Au vu de ses contradictions, eh bien on cherche, on fouille. Et on trouve ! Nos marchands lyonnais sont interrogés par un juge d’instruction à Lyon et reconnaissent leurs marchandises, confiées à Pierre Blanc. Du coup, comme on sait que Gaspard sait écrire, il est demandé de vérifier si son écriture est identique à celle de ce Pierre Blanc.
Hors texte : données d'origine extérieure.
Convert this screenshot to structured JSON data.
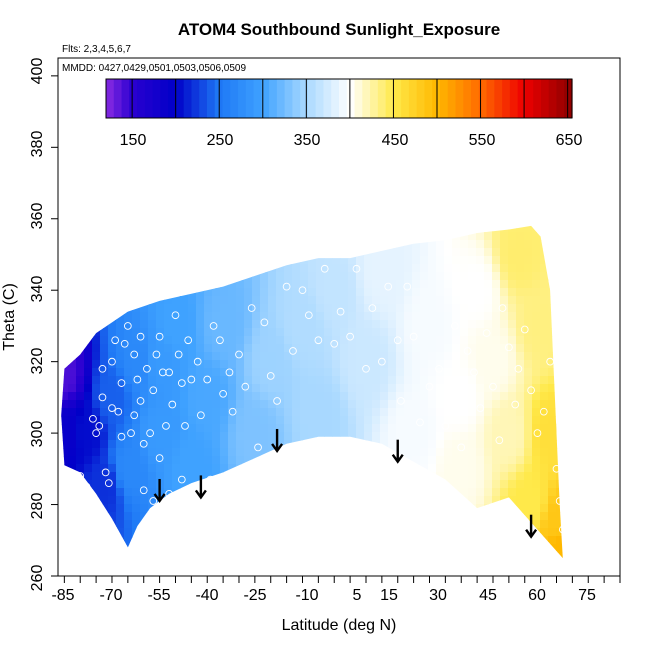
{
  "chart_data": {
    "type": "heatmap",
    "title": "ATOM4 Southbound Sunlight_Exposure",
    "flights_note": "Flts: 2,3,4,5,6,7",
    "dates_note": "MMDD: 0427,0429,0501,0503,0506,0509",
    "xlabel": "Latitude (deg N)",
    "ylabel": "Theta (C)",
    "xlim": [
      -87,
      90
    ],
    "ylim": [
      260,
      405
    ],
    "x_ticks": [
      "-85",
      "-70",
      "-55",
      "-40",
      "-25",
      "-10",
      "5",
      "15",
      "30",
      "45",
      "60",
      "75"
    ],
    "y_ticks": [
      "260",
      "280",
      "300",
      "320",
      "340",
      "360",
      "380",
      "400"
    ],
    "colorbar": {
      "min": 120,
      "max": 655,
      "labels": [
        "150",
        "250",
        "350",
        "450",
        "550",
        "650"
      ],
      "stops": [
        {
          "v": 120,
          "c": "#8a2be2"
        },
        {
          "v": 150,
          "c": "#2a00d0"
        },
        {
          "v": 200,
          "c": "#0000c8"
        },
        {
          "v": 250,
          "c": "#1e78f5"
        },
        {
          "v": 300,
          "c": "#3fa2ff"
        },
        {
          "v": 350,
          "c": "#a8d8ff"
        },
        {
          "v": 400,
          "c": "#ffffff"
        },
        {
          "v": 450,
          "c": "#ffe94a"
        },
        {
          "v": 500,
          "c": "#ffb800"
        },
        {
          "v": 550,
          "c": "#ff6a00"
        },
        {
          "v": 600,
          "c": "#ee0000"
        },
        {
          "v": 655,
          "c": "#8b0000"
        }
      ]
    },
    "field_envelope": {
      "top": [
        [
          -85,
          318
        ],
        [
          -80,
          322
        ],
        [
          -75,
          328
        ],
        [
          -70,
          331
        ],
        [
          -65,
          334
        ],
        [
          -55,
          337
        ],
        [
          -45,
          339
        ],
        [
          -35,
          341
        ],
        [
          -25,
          344
        ],
        [
          -15,
          347
        ],
        [
          -5,
          349
        ],
        [
          5,
          349
        ],
        [
          15,
          351
        ],
        [
          25,
          353
        ],
        [
          35,
          354
        ],
        [
          45,
          356
        ],
        [
          55,
          357
        ],
        [
          62,
          358
        ]
      ],
      "right_edge": [
        [
          62,
          358
        ],
        [
          65,
          355
        ],
        [
          68,
          340
        ],
        [
          70,
          300
        ],
        [
          71,
          280
        ],
        [
          72,
          265
        ]
      ],
      "bottom": [
        [
          72,
          265
        ],
        [
          65,
          272
        ],
        [
          55,
          282
        ],
        [
          45,
          279
        ],
        [
          35,
          287
        ],
        [
          25,
          292
        ],
        [
          15,
          297
        ],
        [
          5,
          299
        ],
        [
          -5,
          299
        ],
        [
          -15,
          297
        ],
        [
          -25,
          293
        ],
        [
          -35,
          289
        ],
        [
          -45,
          286
        ],
        [
          -52,
          283
        ],
        [
          -58,
          279
        ],
        [
          -62,
          274
        ],
        [
          -65,
          268
        ]
      ],
      "left_edge": [
        [
          -65,
          268
        ],
        [
          -70,
          276
        ],
        [
          -75,
          283
        ],
        [
          -80,
          289
        ],
        [
          -85,
          291
        ],
        [
          -86,
          305
        ],
        [
          -85,
          318
        ]
      ]
    },
    "value_samples": [
      {
        "lat": -85,
        "theta": 300,
        "value": 190
      },
      {
        "lat": -85,
        "theta": 316,
        "value": 140
      },
      {
        "lat": -78,
        "theta": 300,
        "value": 205
      },
      {
        "lat": -72,
        "theta": 285,
        "value": 220
      },
      {
        "lat": -70,
        "theta": 310,
        "value": 240
      },
      {
        "lat": -65,
        "theta": 290,
        "value": 270
      },
      {
        "lat": -62,
        "theta": 320,
        "value": 270
      },
      {
        "lat": -55,
        "theta": 300,
        "value": 290
      },
      {
        "lat": -55,
        "theta": 320,
        "value": 290
      },
      {
        "lat": -50,
        "theta": 330,
        "value": 300
      },
      {
        "lat": -45,
        "theta": 290,
        "value": 300
      },
      {
        "lat": -40,
        "theta": 310,
        "value": 305
      },
      {
        "lat": -35,
        "theta": 330,
        "value": 320
      },
      {
        "lat": -25,
        "theta": 300,
        "value": 330
      },
      {
        "lat": -20,
        "theta": 320,
        "value": 345
      },
      {
        "lat": -10,
        "theta": 330,
        "value": 355
      },
      {
        "lat": -5,
        "theta": 305,
        "value": 350
      },
      {
        "lat": 0,
        "theta": 340,
        "value": 365
      },
      {
        "lat": 10,
        "theta": 320,
        "value": 370
      },
      {
        "lat": 15,
        "theta": 345,
        "value": 385
      },
      {
        "lat": 25,
        "theta": 300,
        "value": 395
      },
      {
        "lat": 30,
        "theta": 330,
        "value": 395
      },
      {
        "lat": 40,
        "theta": 310,
        "value": 400
      },
      {
        "lat": 40,
        "theta": 290,
        "value": 405
      },
      {
        "lat": 45,
        "theta": 340,
        "value": 400
      },
      {
        "lat": 50,
        "theta": 320,
        "value": 405
      },
      {
        "lat": 55,
        "theta": 300,
        "value": 420
      },
      {
        "lat": 58,
        "theta": 350,
        "value": 440
      },
      {
        "lat": 62,
        "theta": 280,
        "value": 450
      },
      {
        "lat": 65,
        "theta": 330,
        "value": 435
      },
      {
        "lat": 68,
        "theta": 300,
        "value": 460
      },
      {
        "lat": 70,
        "theta": 275,
        "value": 485
      },
      {
        "lat": 71,
        "theta": 268,
        "value": 500
      }
    ],
    "observation_points": [
      [
        -80,
        288
      ],
      [
        -78,
        285
      ],
      [
        -76,
        304
      ],
      [
        -75,
        300
      ],
      [
        -74,
        302
      ],
      [
        -73,
        310
      ],
      [
        -73,
        318
      ],
      [
        -72,
        289
      ],
      [
        -71,
        286
      ],
      [
        -70,
        307
      ],
      [
        -70,
        320
      ],
      [
        -69,
        326
      ],
      [
        -68,
        306
      ],
      [
        -67,
        299
      ],
      [
        -67,
        314
      ],
      [
        -66,
        325
      ],
      [
        -65,
        330
      ],
      [
        -64,
        300
      ],
      [
        -63,
        305
      ],
      [
        -63,
        322
      ],
      [
        -62,
        315
      ],
      [
        -61,
        309
      ],
      [
        -61,
        327
      ],
      [
        -60,
        297
      ],
      [
        -60,
        284
      ],
      [
        -59,
        318
      ],
      [
        -58,
        300
      ],
      [
        -57,
        312
      ],
      [
        -57,
        281
      ],
      [
        -56,
        322
      ],
      [
        -55,
        293
      ],
      [
        -55,
        327
      ],
      [
        -54,
        317
      ],
      [
        -53,
        302
      ],
      [
        -52,
        317
      ],
      [
        -52,
        283
      ],
      [
        -51,
        308
      ],
      [
        -50,
        333
      ],
      [
        -49,
        322
      ],
      [
        -48,
        314
      ],
      [
        -48,
        287
      ],
      [
        -47,
        302
      ],
      [
        -46,
        326
      ],
      [
        -45,
        315
      ],
      [
        -44,
        284
      ],
      [
        -43,
        320
      ],
      [
        -42,
        305
      ],
      [
        -40,
        315
      ],
      [
        -39,
        287
      ],
      [
        -38,
        330
      ],
      [
        -36,
        326
      ],
      [
        -35,
        311
      ],
      [
        -33,
        317
      ],
      [
        -32,
        306
      ],
      [
        -30,
        322
      ],
      [
        -28,
        313
      ],
      [
        -26,
        335
      ],
      [
        -24,
        296
      ],
      [
        -22,
        331
      ],
      [
        -20,
        316
      ],
      [
        -18,
        309
      ],
      [
        -15,
        341
      ],
      [
        -13,
        323
      ],
      [
        -10,
        340
      ],
      [
        -8,
        333
      ],
      [
        -5,
        326
      ],
      [
        -3,
        346
      ],
      [
        0,
        325
      ],
      [
        2,
        334
      ],
      [
        5,
        327
      ],
      [
        7,
        346
      ],
      [
        10,
        318
      ],
      [
        12,
        335
      ],
      [
        15,
        320
      ],
      [
        17,
        341
      ],
      [
        20,
        326
      ],
      [
        21,
        309
      ],
      [
        23,
        341
      ],
      [
        25,
        327
      ],
      [
        27,
        303
      ],
      [
        30,
        313
      ],
      [
        33,
        318
      ],
      [
        35,
        302
      ],
      [
        38,
        330
      ],
      [
        40,
        296
      ],
      [
        42,
        323
      ],
      [
        44,
        317
      ],
      [
        45,
        338
      ],
      [
        46,
        307
      ],
      [
        48,
        328
      ],
      [
        50,
        313
      ],
      [
        52,
        298
      ],
      [
        53,
        335
      ],
      [
        55,
        324
      ],
      [
        57,
        308
      ],
      [
        58,
        318
      ],
      [
        60,
        329
      ],
      [
        62,
        312
      ],
      [
        64,
        300
      ],
      [
        66,
        306
      ],
      [
        68,
        320
      ],
      [
        70,
        290
      ],
      [
        71,
        281
      ],
      [
        72,
        273
      ]
    ],
    "arrows": [
      {
        "lat": -55,
        "theta": 281
      },
      {
        "lat": -42,
        "theta": 282
      },
      {
        "lat": -18,
        "theta": 295
      },
      {
        "lat": 20,
        "theta": 292
      },
      {
        "lat": 62,
        "theta": 271
      }
    ]
  }
}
Amable Philibert Hippolyte Boudon existe bel et bien à Sainte Eulalie, où il exerce la profession de tanneur, tout étonné qu’on vienne vérifier son existence et son identité !l explique au maire de Pierrefiche qu’il y a trois ans il a perdu son portefeuille à la foire de la mi-carême à Rodez.  Vers les 16 heures, il s’était rendu compte du vol. Il y avait, un certificat attestant qu’il avait été mis à la fin de son service comme aîné de 4 frères ou soeurs orphelins, signé de Monsieur Carrié, sous-préfet d’Espalion, une transaction et une lettre pour Madame Bertrandy.
Voyager ? Lui ? A la rigueur en Lozère, à une journée de cheval, pour acheter et vendre du cuir. Au-delà ? Que nenni ! Pas depuis son service militaire à Agen !
Le maire de Pierrefiche affirme qu’il est marié et qu’il jouit de la meilleure réputation possible, qu’il vit très paisiblement.
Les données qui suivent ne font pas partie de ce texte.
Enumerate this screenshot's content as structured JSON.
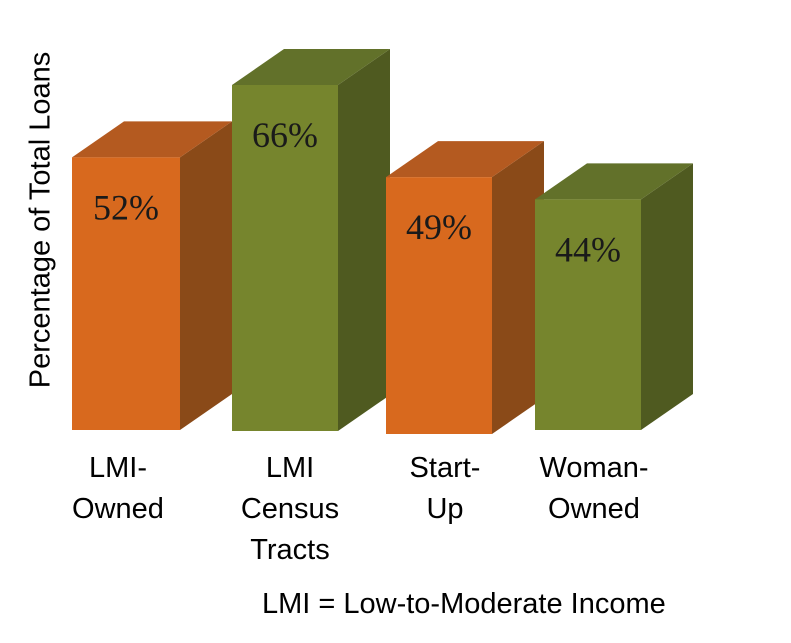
{
  "chart_data": {
    "type": "bar",
    "style": "3d-column",
    "categories": [
      "LMI-Owned",
      "LMI Census Tracts",
      "Start-Up",
      "Woman-Owned"
    ],
    "category_lines": [
      [
        "LMI-",
        "Owned"
      ],
      [
        "LMI",
        "Census",
        "Tracts"
      ],
      [
        "Start-",
        "Up"
      ],
      [
        "Woman-",
        "Owned"
      ]
    ],
    "values": [
      52,
      66,
      49,
      44
    ],
    "value_labels": [
      "52%",
      "66%",
      "49%",
      "44%"
    ],
    "title": "",
    "xlabel": "",
    "ylabel": "Percentage of Total Loans",
    "ylim": [
      0,
      70
    ],
    "grid": false,
    "legend": "none",
    "colors": {
      "orange_front": "#D8691E",
      "orange_side": "#8A4A18",
      "orange_top": "#B45A20",
      "green_front": "#76852D",
      "green_side": "#4F5A20",
      "green_top": "#62712A"
    },
    "bar_colors": [
      "orange",
      "green",
      "orange",
      "green"
    ]
  },
  "footnote": "LMI = Low-to-Moderate Income"
}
Lors de l’interrogatoire du 16 janvier 1815, Gaspard Antoine Pastourel est forcé de donner sa véritable identité. Il dit qu’il est âgé de 30 ans et natif de Marseille. Il a déserté depuis 8 ans le 37ème régiment de ligne où il servait comme fusilier. Il a une soeur qui habite Marseille. Sa mère est morte quand il avait 3 ans, son père quand il en avait 6 ou 7. Conscrit réfractaire, il a été enchaîné à Marseille puis a rejoint les 37ème en garnison à Turin.

27 février 1815 :

Nous voilà arrivé au procès. Le procureur général demande 10 ans de réclusion pour chacun. Le remboursement solidaire des frais. Ils seront attachés pendant 1 heure au carcan sur la place publique avec leurs noms, leur profession, leurs domiciles, la peine et la cause de la condamnation, le tout écrit de manière bien visible. Un cautionnement de 3000 francs est demandé. Le jury a suivi point par point cette demande.

Le 8 juin 1815,  Gaspard Antoine Pastourel s’évade de la maison centrale de Montpellier où il a été enfermé.